En réponse à l'observation de notre ami Tarmac, j'aimerais dire que Marc Jailloux ne se contente pas d'épouser le trait de Jacques Martin. Il ne s'agit absolument pas d'un simple mimétisme. Marc Jailloux réussit le tour de force de parfaitement fondre sa recherche du style martinien le plus classique avec un style qui lui est propre, se reconnaît aussitôt et constitue pour moi le vrai miracle de son art : non la seule reproduction littérale, mais une recréation idéale à la fois pleinement martienne et pleinement Jaillouxienne. Cela m'avait frappé lorsque j'avais commenté
La dernière conquête il y a quelques années :
https://lectraymond.forumactif.com/t705p125-la-derniere-conquete#66052Dans le cas de la représentation des personnages par Albertini, il ne s'agit pas seulement d'un écart avec l'esprit graphique de la série, mais souvent de disgrâce et de lourdeurs stylistiques à la limite parfois de la maladresse - il suffit de voir la couverture pataude du nouvel album. D'ailleurs, certains des continuateurs, déjà du vivant de Jacques Martin, s'écartaient de la lettre du trait martinien, sans pour autant donner l'impression de contredire et trahir l'esprit des personnages.
Aujourd'hui encore, le dessin de Marco Venanzi par exemple, sans suivre pourtant de façon rigoureusement intime le trait de Jacques Martin, fait vivre les personnages selon ce que la logique de la série a peu a peu développé pendant 70 ans, les dotant par son interprétation très réussie d'une personnalité bien connue des lecteurs et qui, si elle a évolué, maintient cependant ce qu'on appelle une individualité comme celle des personnes réelles que nous connaissons depuis des années. Le trait d'Albertini, la transformation psychologique qu'il imprime aux visages et le comportement qui effectivement en ressort sont une rupture de ce devenir, une rupture d'autant plus choquante que ces albums prétendent s'inscrire dans une période intermédiaire entre
La tiare d'Oribal et la période du classicisme martinien. Si Jacques Martin avait voulu faire d'Aix ce qu'en font ces auteurs, cela se saurait. Or il ne l'a pas fait. Il faut donc respecter sa conception des personnages, même si ceux-ci peuvent et doivent s'enrichir de nouvelles facettes, révéler des aspects inconnus d'eux-mêmes - Jacques Martin l'a lui-même fait avec Enak et ses fluctuations de comportement, mais pas au point où cela deviendrait une torsion totale qui ferait du personnage une caricature de lui-même.

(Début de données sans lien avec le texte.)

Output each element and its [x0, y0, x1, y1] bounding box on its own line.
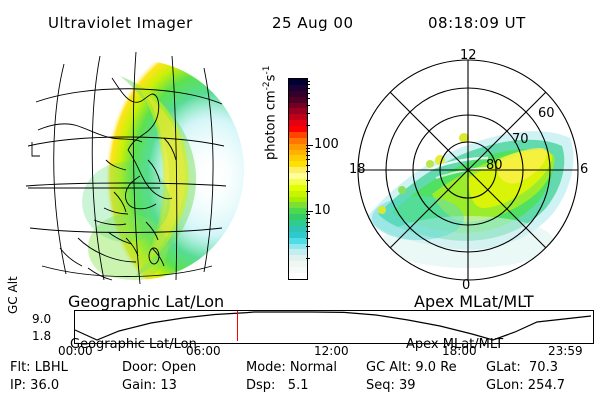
- mlt-label-0: 0: [462, 278, 470, 293]
- orbit-timeline-panel[interactable]: Geographic Lat/Lon Apex MLat/MLT GC Alt …: [0, 300, 600, 356]
- orbit-xtick-1: 06:00: [186, 344, 221, 358]
- orbit-xtick-0: 00:00: [58, 344, 93, 358]
- colorbar-swatch: [289, 273, 307, 279]
- colorbar-axis-label: photon cm-2s-1: [262, 66, 278, 160]
- polar-plot: [348, 42, 596, 294]
- orbit-xtick-4: 23:59: [548, 344, 583, 358]
- header-bar: Ultraviolet Imager 25 Aug 00 08:18:09 UT: [0, 6, 600, 32]
- status-flight-mode: Flt: LBHL: [10, 360, 68, 375]
- status-door: Door: Open: [122, 360, 196, 375]
- orbit-altitude-curve: [75, 311, 591, 341]
- orbit-left-caption: Geographic Lat/Lon: [68, 292, 224, 311]
- colorbar-gradient: [288, 78, 308, 280]
- status-ip: IP: 36.0: [10, 378, 59, 393]
- orbit-ytick-high: 9.0: [32, 312, 51, 326]
- aurora-oval-emission: [366, 131, 573, 268]
- colorbar-ticks: [306, 78, 313, 278]
- orbit-ytick-low: 1.8: [32, 329, 51, 343]
- colorbar-unit-exp1: -2: [262, 81, 272, 90]
- colorbar-label-100: 100: [314, 137, 339, 152]
- mlt-label-12: 12: [460, 48, 477, 63]
- status-glon: GLon: 254.7: [486, 378, 565, 393]
- lat-label-70: 70: [512, 132, 529, 147]
- aurora-emission: [74, 60, 246, 284]
- observation-date: 25 Aug 00: [272, 14, 354, 32]
- mlt-label-6: 6: [580, 162, 588, 177]
- status-gain: Gain: 13: [122, 378, 177, 393]
- instrument-title: Ultraviolet Imager: [48, 14, 193, 32]
- orbit-right-caption: Apex MLat/MLT: [414, 292, 534, 311]
- orbit-time-marker[interactable]: [237, 311, 238, 341]
- colorbar-unit-exp2: -1: [262, 66, 272, 75]
- orbit-xtick-2: 12:00: [314, 344, 349, 358]
- orbit-plot-area[interactable]: [74, 310, 594, 344]
- orbit-xtick-3: 18:00: [442, 344, 477, 358]
- status-dsp: Dsp: 5.1: [246, 378, 309, 393]
- colorbar-unit-mid: s: [263, 75, 278, 82]
- uvi-display: Ultraviolet Imager 25 Aug 00 08:18:09 UT: [0, 0, 600, 400]
- status-row-1: Flt: LBHL Door: Open Mode: Normal GC Alt…: [0, 360, 600, 377]
- lat-label-60: 60: [538, 106, 555, 121]
- status-row-2: IP: 36.0 Gain: 13 Dsp: 5.1 Seq: 39 GLon:…: [0, 378, 600, 395]
- colorbar-label-10: 10: [314, 203, 331, 218]
- geographic-globe-panel: Geographic Lat/Lon: [8, 42, 258, 294]
- colorbar-unit-main: photon cm: [263, 90, 278, 160]
- status-glat: GLat: 70.3: [486, 360, 558, 375]
- colorbar-panel: 100 10 photon cm-2s-1: [258, 42, 354, 294]
- globe-image: [8, 42, 258, 292]
- orbit-y-axis-label: GC Alt: [6, 276, 20, 314]
- apex-polar-panel: 12 6 0 18 60 70 80 Apex MLat/MLT: [348, 42, 596, 294]
- polar-grid: [358, 60, 578, 280]
- mlt-label-18: 18: [349, 162, 366, 177]
- status-block: Flt: LBHL Door: Open Mode: Normal GC Alt…: [0, 360, 600, 398]
- status-seq: Seq: 39: [366, 378, 416, 393]
- observation-time: 08:18:09 UT: [428, 14, 526, 32]
- lat-label-80: 80: [486, 158, 503, 173]
- status-gc-alt: GC Alt: 9.0 Re: [366, 360, 457, 375]
- status-mode: Mode: Normal: [246, 360, 337, 375]
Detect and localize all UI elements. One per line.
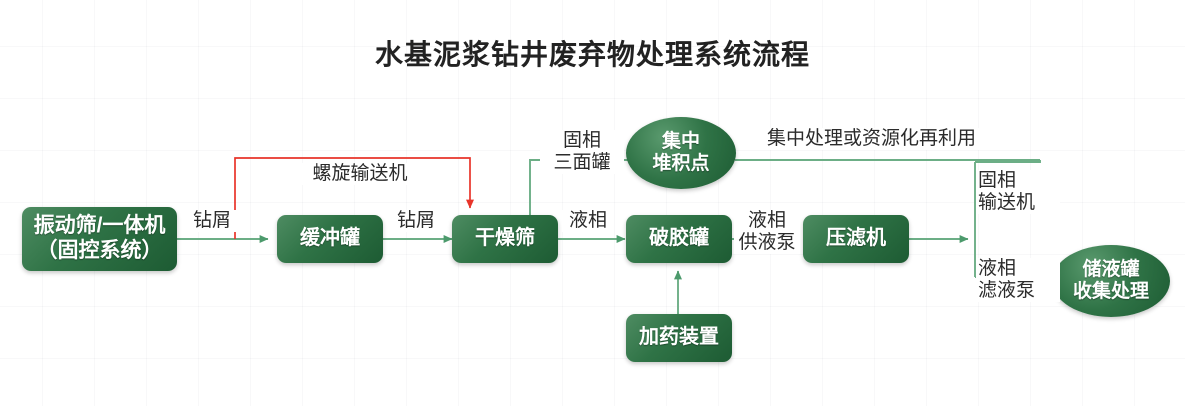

C'est comme si Albertini et David avaient créé un Alix parallèle doté d'autres caractéristiques tout en prétendant l'inscrire dans une continuité. Cela personnellement me heurte aussi car j'y vois une forme d'irrespect consistant à s'emparer d'une série patrimoniale puis d'en faire ce qu'on en veut, et permettant aussi de couvrir de ces prétextes pieux une réelle maladresse. Voyez par exemple comment "Alix Senator" tout en apportant des inflexions majeures à la série tant sur le plan psychologique que le plan graphique, ne donne jamais de tels sentiments, c'est le moins qu'on puisse dire !
Je ne suis pas de ceux qui pensent qu'une continuation doit être une reproduction figée du passé - ce qui n'est absolument pas le cas de ce que fait Marc Jailloux, j'y insiste - et j'accueille plutôt volontiers les renouvellements stylistiques quand ils sont talentueux et capables de porter en eux l'esprit de l'univers qu'ils célèbrent. Je pense par exemple à l'exceptionnel travail de Johan Sfarr et Christophe Blain dans
Amertume apache, qui ont su sublimer l'univers de Blueberry, en le réinterprétant visuellement d'une façon profondément originale et cependant parfaitement juste.
Le problème avec les albums de David et d'Albertini c'est qu'ils manquent justement de ce talent, sauf pour les décors, cela je le reconnais volontiers, je l'avais d'ailleurs dit au moment de la parution de
Veni Vidi Vici. Mais les décors ne sont pas tout : au centre il doit y avoir les personnages crédibles si l'on se place dans la perspective d'un véritable hommage.
Sinon, il faut créer une autre série réellement extérieure et parallèle que je propose d'appeler : Alix Brutus.